Entity extraction training time exploded using roles for entitites

Hi everyone ! I’m using CRFEntityExtractor in order to extract entities, and recently used one of Rasa’s new features which enables the extraction of entities according to their role. I just added 2 new entities with 2 roles ( the roles are the same for both entities) However, since I started using roles, the training of the CRFEntityExtractor takes a lot of time compared to before using roles ( almost 2hrs while it used to be 5 mins, both with GPU). I tried a lot a things ( adding more data with roles, have a balanced number of entities in each group …) but nothing seems to change the training time. I also recently tried using DIET instead of CRF, it takes less time, but it’s still quite long. I haven’t seen anyone complaining of this problem when using roles , so I’m really annoyed. Dos anyone would know what could cause this increase of the training time ? Thanks a lot !

1 Like

hi @E_Ben - cool to see you using the new feature! The CRFEntityExtractor implementation doesn’t support GPU, so that won’t speed up anything (The DIET implementation does on the other hand). I’m curious though why your training time increased. Are you sure it’s only due to adding the entity roles, and nothing else changes? How many training examples do you have?

Hi @amn41 ! Thanks a lot for your reply ! Ok thanks for the info, I didn’t know that ! Yes I really didn’t change anything apart from this entity roles in my data. I even tried to train it twice :

  1. with only one new entity with 2 roles ( I added around 200 exemples), the training time still took 1h45
  2. I kept this new entity and the 200 exemples but deleted the role entity in my data (so there wasn’t any role in my data), and the training time went back to 4 min … In total I have around 250 exemples for each new entity created ( the average number of training data for each custom entity is around 300, and I have 16 entities) Overall I have around 15k training sentences (I didn’t know if you asked about the total number of training data or the number that I added with roles ).

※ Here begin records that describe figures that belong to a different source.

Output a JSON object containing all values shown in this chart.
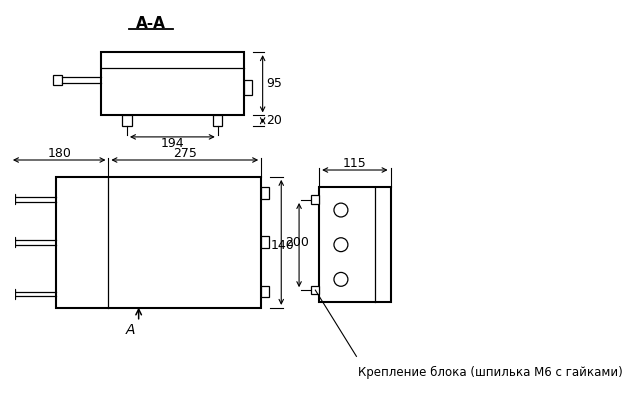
{
  "bg_color": "#ffffff",
  "line_color": "#000000",
  "title_aa": "А-А",
  "dim_194": "194",
  "dim_95": "95",
  "dim_20": "20",
  "dim_180": "180",
  "dim_275": "275",
  "dim_200": "200",
  "dim_115": "115",
  "dim_140": "140",
  "label_A": "А",
  "annotation": "Крепление блока (шпилька М6 с гайками)",
  "font_size_dims": 9,
  "font_size_title": 11,
  "font_size_annot": 8.5
}
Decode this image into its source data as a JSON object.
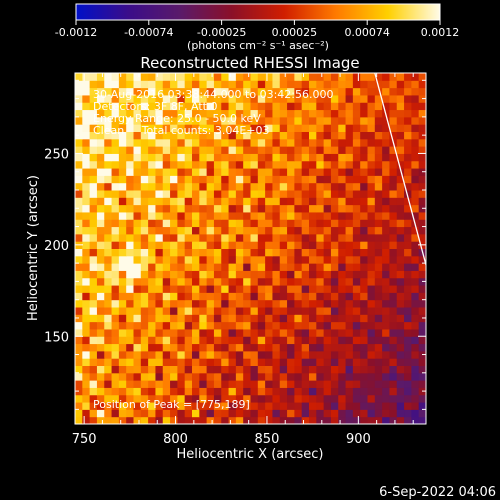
{
  "chart_data": {
    "type": "heatmap",
    "title": "Reconstructed RHESSI Image",
    "xlabel": "Heliocentric X (arcsec)",
    "ylabel": "Heliocentric Y (arcsec)",
    "xlim": [
      745,
      937
    ],
    "ylim": [
      102,
      294
    ],
    "xticks": [
      750,
      800,
      850,
      900
    ],
    "yticks": [
      150,
      200,
      250
    ],
    "colorbar": {
      "range": [
        -0.0012,
        0.0012
      ],
      "ticks": [
        "-0.0012",
        "-0.00074",
        "-0.00025",
        "0.00025",
        "0.00074",
        "0.0012"
      ],
      "label": "(photons cm⁻² s⁻¹ asec⁻²)",
      "colors": [
        "#0010c8",
        "#3a0d8a",
        "#5a1a6a",
        "#8b1028",
        "#d01e00",
        "#ff7a00",
        "#ffd000",
        "#fffbe8"
      ]
    },
    "annotations": [
      "30-Aug-2016 03:38:44.000 to 03:42:56.000",
      "Detectors: 3F 8F, Att 0",
      "Energy Range: 25.0 - 50.0 keV",
      "Clean     Total counts: 3.04E+03"
    ],
    "peak_label": "Position of Peak = [775,189]",
    "peak": [
      775,
      189
    ],
    "limb_line": [
      [
        909,
        294
      ],
      [
        937,
        189
      ]
    ],
    "grid": false
  },
  "footer": {
    "date": "6-Sep-2022 04:06"
  }
}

thanks! this is super helpful. @Tanja who implemented the feature is on vacation this week, but we’ll make sure to give this a go.

I’ve also left a comment on this issue Model Regression tests · Issue #5830 · RasaHQ/rasa · GitHub referencing this thread, so that we make sure to include this in the performance tests

mmhh… that is really interesting. Thanks for sharing this! In our experiments we saw a minimal increase in training time, but nothing compared to what you are reporting. Any chance you could share your bot so that I can have a closer look? Otherwise, could you maybe share some examples that include roles to see how your training data looks like? Also, what exact Rasa version are you using and what pipeline do you use? Thanks.

i also recorded a complaint about it at the introductory post related to entity roles and groups by @Tanja

my version was 1.10.0